The last of the Mattagami First Nation residents who stayed behind to protect the community pulled out on May 24 as a forest fire burned north of the reserve.
Mattagami Chief Walter Naveau said at about 2:30 p.m, he and more than 30 residents began to evacuate the community after police told them they had to leave.
Within a half-hour, the community members rode out north on Highway 144 under a police escort as the forest fire called Timmins No. 9 continued to burn west of the highway.
“We went through the main part where it’s very smoky,” Naveau said. “You could feel it in your lungs – the burning.”
As they drove, Naveau said they could see the fire burning, drifting ashes and “columns of smoke all over.”
“You couldn’t see the sun even though you know it’s there,” Naveau said. “Everything was orange. It was eerie.”
The caravan made it to the Highway 144 and 101 junction and drove through the city of Timmins before arriving in Kapuskasing in the late afternoon, joining the 193 community members who were evacuated the evening prior.
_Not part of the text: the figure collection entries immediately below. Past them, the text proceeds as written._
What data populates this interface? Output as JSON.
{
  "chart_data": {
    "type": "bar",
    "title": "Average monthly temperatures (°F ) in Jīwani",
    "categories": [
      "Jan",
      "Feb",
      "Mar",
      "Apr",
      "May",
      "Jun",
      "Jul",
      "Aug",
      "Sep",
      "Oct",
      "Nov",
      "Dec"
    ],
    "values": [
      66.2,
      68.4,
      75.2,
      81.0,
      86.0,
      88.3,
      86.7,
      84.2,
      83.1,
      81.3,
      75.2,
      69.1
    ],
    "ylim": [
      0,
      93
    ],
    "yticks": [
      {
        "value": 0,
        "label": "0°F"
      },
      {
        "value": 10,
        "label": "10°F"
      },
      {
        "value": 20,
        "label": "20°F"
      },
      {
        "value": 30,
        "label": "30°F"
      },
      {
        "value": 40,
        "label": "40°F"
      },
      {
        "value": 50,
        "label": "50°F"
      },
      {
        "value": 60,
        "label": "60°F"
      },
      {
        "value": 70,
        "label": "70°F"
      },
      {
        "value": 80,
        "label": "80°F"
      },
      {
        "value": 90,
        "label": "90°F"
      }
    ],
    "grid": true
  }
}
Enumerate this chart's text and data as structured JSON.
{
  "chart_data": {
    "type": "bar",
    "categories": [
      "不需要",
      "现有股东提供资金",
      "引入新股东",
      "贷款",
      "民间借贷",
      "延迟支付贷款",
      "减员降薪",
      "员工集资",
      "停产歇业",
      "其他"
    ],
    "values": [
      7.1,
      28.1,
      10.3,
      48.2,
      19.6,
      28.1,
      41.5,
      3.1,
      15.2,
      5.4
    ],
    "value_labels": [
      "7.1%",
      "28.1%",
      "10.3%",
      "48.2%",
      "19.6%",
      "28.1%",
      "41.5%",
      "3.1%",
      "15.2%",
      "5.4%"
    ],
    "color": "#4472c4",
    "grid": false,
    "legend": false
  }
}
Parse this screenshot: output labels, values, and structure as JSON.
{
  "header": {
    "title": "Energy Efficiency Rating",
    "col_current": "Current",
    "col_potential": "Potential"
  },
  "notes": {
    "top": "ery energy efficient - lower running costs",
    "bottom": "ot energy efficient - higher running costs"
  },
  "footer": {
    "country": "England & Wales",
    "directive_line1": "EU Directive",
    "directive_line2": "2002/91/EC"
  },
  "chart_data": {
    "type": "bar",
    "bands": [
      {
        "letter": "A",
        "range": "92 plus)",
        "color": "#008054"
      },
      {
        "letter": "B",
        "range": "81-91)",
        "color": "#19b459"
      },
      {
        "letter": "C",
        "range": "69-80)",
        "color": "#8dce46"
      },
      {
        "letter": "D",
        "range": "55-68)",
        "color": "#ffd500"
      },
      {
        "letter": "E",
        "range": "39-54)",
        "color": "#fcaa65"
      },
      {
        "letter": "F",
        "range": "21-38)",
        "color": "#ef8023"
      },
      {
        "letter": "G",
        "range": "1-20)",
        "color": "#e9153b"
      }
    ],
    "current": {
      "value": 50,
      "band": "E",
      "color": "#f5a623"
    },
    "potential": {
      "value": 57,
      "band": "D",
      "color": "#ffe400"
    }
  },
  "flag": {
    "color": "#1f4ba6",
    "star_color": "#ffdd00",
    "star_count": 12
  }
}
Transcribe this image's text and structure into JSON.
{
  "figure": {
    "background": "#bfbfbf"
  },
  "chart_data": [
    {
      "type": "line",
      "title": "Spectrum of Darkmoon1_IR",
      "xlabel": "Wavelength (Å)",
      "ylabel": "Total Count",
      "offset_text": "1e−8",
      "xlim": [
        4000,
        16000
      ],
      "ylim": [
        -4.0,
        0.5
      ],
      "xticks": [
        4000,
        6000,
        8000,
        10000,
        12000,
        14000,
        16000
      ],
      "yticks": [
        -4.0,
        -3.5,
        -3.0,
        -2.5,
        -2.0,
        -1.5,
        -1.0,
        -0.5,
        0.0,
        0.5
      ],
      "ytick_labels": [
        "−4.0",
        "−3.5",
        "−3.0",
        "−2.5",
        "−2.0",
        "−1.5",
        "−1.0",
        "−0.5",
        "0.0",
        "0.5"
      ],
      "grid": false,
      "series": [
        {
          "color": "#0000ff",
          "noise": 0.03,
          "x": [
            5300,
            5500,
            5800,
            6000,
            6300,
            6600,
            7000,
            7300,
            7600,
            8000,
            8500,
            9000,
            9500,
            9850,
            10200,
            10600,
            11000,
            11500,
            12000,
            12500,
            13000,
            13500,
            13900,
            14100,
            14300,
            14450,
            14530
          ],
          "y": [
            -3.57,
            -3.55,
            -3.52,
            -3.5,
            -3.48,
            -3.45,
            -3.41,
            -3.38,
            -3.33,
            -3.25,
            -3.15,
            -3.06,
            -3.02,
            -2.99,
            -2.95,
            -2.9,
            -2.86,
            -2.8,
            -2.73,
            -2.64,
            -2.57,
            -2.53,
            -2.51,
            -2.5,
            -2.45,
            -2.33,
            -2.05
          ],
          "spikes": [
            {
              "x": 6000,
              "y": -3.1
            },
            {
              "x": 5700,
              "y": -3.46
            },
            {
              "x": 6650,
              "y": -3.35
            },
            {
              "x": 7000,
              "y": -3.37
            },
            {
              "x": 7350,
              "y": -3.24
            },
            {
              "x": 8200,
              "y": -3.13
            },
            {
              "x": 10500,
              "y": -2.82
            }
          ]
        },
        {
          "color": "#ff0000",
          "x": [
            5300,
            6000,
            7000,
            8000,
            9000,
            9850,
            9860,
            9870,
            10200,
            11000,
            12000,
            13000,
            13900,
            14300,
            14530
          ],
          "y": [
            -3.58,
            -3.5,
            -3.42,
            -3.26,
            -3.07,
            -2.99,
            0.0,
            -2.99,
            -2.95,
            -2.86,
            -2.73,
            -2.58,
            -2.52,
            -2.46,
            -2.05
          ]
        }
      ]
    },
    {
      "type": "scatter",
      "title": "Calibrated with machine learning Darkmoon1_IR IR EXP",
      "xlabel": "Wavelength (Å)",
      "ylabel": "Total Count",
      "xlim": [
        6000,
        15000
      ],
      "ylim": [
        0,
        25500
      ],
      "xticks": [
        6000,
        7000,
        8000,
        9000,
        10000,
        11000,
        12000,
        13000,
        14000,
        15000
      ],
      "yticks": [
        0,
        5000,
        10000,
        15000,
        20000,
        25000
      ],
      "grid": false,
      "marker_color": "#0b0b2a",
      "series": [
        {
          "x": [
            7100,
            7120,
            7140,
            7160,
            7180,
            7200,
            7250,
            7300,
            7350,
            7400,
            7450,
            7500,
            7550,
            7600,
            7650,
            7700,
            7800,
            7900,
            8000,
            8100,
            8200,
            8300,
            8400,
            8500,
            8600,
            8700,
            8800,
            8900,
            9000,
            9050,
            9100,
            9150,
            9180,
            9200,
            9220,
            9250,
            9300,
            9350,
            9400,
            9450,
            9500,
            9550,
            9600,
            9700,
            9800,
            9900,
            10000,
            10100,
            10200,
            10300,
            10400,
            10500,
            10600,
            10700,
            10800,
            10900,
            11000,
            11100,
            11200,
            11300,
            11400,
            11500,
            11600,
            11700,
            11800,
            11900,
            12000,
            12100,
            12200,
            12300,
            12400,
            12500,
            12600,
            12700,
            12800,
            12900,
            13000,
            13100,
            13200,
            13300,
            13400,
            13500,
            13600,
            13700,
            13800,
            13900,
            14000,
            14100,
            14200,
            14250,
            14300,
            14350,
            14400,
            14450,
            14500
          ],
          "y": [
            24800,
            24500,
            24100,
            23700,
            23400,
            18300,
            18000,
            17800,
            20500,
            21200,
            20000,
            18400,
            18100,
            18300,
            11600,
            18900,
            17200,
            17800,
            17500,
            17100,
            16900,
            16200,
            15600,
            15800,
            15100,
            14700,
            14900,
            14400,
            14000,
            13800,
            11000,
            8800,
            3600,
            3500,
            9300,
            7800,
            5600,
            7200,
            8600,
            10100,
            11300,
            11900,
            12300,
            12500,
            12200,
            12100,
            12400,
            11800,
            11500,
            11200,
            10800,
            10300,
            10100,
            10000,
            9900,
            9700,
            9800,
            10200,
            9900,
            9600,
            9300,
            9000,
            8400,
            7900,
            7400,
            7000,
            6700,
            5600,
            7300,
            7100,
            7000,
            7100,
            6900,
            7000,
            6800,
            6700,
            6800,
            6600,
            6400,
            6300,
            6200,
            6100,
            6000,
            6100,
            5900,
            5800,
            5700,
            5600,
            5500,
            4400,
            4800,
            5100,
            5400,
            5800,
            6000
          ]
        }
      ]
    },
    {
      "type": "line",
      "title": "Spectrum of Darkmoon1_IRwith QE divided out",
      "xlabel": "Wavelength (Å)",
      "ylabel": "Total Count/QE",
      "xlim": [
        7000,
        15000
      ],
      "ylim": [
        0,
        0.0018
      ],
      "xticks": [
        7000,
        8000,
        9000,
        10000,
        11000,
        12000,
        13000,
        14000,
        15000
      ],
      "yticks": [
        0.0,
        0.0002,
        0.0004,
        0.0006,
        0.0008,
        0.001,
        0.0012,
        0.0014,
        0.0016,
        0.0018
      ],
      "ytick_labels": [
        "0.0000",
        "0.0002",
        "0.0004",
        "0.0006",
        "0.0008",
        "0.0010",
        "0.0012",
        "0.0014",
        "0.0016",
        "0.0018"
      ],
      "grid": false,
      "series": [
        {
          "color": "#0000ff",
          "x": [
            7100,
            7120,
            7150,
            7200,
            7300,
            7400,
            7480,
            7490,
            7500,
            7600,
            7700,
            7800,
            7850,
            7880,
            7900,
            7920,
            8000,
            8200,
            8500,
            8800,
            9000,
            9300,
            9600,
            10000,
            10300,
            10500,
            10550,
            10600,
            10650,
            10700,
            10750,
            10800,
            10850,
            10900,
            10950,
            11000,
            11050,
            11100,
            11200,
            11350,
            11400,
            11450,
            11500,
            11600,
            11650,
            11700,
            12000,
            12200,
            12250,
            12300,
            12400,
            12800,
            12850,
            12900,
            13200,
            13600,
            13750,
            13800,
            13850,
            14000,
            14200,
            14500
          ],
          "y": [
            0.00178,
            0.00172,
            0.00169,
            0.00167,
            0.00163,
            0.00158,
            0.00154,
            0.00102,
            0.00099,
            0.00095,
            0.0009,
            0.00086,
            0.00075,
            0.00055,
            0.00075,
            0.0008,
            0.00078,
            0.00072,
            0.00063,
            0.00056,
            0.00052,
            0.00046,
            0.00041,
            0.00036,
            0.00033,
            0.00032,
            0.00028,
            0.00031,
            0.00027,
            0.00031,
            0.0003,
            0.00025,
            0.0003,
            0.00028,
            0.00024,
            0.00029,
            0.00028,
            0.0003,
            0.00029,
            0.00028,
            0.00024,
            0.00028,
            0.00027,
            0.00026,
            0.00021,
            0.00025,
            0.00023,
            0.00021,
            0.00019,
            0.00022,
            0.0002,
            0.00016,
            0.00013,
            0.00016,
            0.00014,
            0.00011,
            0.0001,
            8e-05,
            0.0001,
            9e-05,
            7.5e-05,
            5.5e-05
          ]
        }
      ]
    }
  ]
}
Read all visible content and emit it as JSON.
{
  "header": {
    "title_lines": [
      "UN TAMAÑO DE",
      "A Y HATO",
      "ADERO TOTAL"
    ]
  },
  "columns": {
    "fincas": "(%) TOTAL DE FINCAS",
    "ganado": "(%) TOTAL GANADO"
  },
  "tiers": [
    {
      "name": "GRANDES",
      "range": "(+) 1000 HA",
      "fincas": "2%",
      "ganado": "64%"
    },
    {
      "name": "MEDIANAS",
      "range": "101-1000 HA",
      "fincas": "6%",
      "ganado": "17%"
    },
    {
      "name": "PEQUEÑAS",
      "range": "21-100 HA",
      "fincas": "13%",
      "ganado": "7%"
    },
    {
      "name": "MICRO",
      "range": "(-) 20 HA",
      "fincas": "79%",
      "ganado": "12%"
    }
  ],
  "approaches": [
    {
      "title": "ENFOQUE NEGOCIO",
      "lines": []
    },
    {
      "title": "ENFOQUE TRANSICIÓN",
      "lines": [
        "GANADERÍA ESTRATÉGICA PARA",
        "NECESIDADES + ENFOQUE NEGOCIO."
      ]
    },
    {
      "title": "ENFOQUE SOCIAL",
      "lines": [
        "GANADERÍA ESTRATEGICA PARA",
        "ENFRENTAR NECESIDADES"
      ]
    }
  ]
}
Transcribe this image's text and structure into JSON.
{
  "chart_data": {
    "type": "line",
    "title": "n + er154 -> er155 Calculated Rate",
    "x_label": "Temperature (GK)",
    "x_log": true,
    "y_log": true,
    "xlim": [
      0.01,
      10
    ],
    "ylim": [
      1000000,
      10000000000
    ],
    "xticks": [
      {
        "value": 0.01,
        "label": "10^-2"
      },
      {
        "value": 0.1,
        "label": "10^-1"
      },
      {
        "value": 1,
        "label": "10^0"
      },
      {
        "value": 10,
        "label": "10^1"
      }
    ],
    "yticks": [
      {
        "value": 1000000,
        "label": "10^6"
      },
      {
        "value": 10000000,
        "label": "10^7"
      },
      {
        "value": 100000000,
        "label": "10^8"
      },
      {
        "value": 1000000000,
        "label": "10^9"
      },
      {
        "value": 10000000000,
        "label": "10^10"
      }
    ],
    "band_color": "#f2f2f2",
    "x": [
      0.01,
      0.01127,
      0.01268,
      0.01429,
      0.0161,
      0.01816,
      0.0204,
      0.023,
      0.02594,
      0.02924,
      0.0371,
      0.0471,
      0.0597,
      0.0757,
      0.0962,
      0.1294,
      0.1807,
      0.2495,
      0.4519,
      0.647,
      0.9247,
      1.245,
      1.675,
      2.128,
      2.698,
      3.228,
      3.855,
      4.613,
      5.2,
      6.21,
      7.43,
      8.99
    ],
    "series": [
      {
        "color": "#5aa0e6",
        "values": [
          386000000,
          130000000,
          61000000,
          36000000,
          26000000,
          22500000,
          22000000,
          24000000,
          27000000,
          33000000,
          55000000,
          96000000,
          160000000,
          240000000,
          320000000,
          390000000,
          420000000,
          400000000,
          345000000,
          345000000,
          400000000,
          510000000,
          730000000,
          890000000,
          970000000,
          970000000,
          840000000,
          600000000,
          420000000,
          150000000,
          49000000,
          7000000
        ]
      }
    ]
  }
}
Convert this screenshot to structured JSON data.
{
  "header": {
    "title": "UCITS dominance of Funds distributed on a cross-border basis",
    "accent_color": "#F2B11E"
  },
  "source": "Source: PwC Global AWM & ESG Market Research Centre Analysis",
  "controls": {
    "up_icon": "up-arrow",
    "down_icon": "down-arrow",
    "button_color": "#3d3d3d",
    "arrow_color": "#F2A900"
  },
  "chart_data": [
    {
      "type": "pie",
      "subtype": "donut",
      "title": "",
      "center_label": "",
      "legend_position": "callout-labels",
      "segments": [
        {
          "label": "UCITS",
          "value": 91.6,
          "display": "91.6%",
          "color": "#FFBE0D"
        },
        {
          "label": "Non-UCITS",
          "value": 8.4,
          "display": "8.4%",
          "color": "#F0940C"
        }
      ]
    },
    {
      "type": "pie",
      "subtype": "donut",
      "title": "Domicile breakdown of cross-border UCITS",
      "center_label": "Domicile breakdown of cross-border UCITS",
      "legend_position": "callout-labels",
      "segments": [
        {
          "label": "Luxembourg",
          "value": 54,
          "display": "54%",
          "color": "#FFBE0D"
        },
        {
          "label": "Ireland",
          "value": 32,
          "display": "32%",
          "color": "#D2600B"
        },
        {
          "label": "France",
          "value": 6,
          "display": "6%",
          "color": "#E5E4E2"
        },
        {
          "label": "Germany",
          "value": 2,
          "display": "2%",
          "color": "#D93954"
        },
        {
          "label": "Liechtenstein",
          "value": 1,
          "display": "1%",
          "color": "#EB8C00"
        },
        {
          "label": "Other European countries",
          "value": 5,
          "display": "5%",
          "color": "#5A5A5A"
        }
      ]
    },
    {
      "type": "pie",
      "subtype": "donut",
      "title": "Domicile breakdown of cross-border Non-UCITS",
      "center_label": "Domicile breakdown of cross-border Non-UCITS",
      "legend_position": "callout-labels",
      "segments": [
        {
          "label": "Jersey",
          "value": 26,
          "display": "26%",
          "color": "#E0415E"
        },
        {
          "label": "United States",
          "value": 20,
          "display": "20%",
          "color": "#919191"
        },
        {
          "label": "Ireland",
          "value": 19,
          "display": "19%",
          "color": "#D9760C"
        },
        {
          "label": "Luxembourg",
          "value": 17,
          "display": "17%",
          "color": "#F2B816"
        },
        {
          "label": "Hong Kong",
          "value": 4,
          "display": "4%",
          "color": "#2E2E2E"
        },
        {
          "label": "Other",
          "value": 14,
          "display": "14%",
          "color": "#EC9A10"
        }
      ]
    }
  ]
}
Naveau said the community members are still feeling shock and grief on the situation.
Naveau took part in a teleconference that involved fire officials and all the communities affected by the fire and said the fire has yet to reach his home community.
“The wind is still in our favour,” he said. “The winds could change tomorrow and that’s not the best we’re looking for.”
The Timmins No. 9 fire began on May 20 southwest of Timmins and has grown to a size of about 31,660 hectares as of May 25, according to the Ministry of Natural Resources. At the time, the blaze was approximately one kilometer south of Highway 101 and two kilometers west of Highway 144. However, MNR officials estimate the fire could the jump the highways on May 25 and continue in an easterly direction.
The City of Timmins declared a state of emergency on May 24 as billowing smoke darkened the skies of the city. The city has also implemented an outdoor water ban.
According to the fire update phone line set up by the city, the fire is about 30-35 kilometres from Timmins as of 10:30 a.m. May 25.
Smoke and ash from the fire led to the closure of the Timmins airport on May 25.
In a statement on its website, MNR said that continued wind and weather conditions will “likely cause the fire to keep growing.”
“Fire Timmins 9 demonstrated extreme behaviour and spread significantly on May 24,” MNR wrote.
The MNR said it has 16 four-man crews battling the blaze, which stretches over 50 kilometres, and that additional resources are being deployed to the fire.